Marston's boss Andrew Andrea said the group had to "switch and substitute a bit with pies," including substituting chicken for beef.
"There were a couple of days where we had an issue with chicken pie supply. We had a bit of a shortage. We didn't run out of pies altogether, but we had to source alternatives and offer people alternatives."
Poultry processors had been particularly hit by the CO2 shortages. The gas is needed to stun birds before they are slaughtered.
Mr Andrea was speaking as the company said it had seen "pockets of disruption" to its supply chain, mostly affecting the food side of the business and processed meat.
"Supply wise at the moment, we're fine, but we are watching it like a hawk and the key thing is to be nimble here."
It comes amid difficulties throughout the food supply chain, with meat prices expected to rise in the festive period, and some tomato and cucumber farmers having already shut down production due to higher energy costs.
Mr Andrea said: "As a sector, pub companies have simplified menus already coming out of the pandemic, and we expect simple menus to remain a permanent feature because I don't think customer demand is there for a vast array of options. It feeds right through from the supply chain right through to what we're asking chefs to do in the kitchen."
Marston's said trading rebounded to surpass pre-pandemic levels in the period from July 25 to October 2, with like-for-like sales at 102pc of 2019's figures.
It mostly runs pubs in suburban areas rather than city centres.

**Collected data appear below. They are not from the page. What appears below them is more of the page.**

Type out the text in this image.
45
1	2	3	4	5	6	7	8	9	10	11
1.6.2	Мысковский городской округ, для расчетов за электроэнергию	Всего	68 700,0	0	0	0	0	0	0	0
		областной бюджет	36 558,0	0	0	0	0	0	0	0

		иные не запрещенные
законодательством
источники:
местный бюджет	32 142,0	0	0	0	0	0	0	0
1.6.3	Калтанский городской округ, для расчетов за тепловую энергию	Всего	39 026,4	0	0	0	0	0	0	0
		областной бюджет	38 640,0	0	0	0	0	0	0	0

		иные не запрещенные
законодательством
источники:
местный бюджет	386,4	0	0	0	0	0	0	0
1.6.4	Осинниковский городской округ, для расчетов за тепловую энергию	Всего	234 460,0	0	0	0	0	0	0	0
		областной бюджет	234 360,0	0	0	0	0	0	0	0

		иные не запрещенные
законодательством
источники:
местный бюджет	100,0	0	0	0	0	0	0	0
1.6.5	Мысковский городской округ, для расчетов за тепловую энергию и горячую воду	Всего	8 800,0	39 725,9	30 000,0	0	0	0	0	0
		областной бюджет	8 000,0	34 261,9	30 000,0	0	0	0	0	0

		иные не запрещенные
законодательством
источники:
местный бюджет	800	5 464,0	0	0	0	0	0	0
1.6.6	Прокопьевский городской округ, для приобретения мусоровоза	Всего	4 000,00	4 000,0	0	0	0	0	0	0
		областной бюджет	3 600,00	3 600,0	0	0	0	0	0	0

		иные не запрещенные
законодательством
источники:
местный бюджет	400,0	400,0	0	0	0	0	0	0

More urban locations continue to be quiet as workers stay away from the office.
Marston's has deals in place for its CO2 supply and electricity through to 2023 and March 2022 respectively, which it said meant the "majority of our 2022 costs are now contracted in".
Inflation has, however, been squeezing margins in the sector.
Marston's said it pushed its own prices up by around 10p a drink and 20-30p a dish on food, increasing them further this month when VAT was increased, by around 5-10p a drink and another 20p for a main course.
"You've got to strike that balance because if you're greedy, you'll get found out and customers will just stay at home, and we certainly don't want to encourage that.
"There has been some quite material price taking in the sector and certainly in London, we're seeing some eye-watering prices for a pint of beer."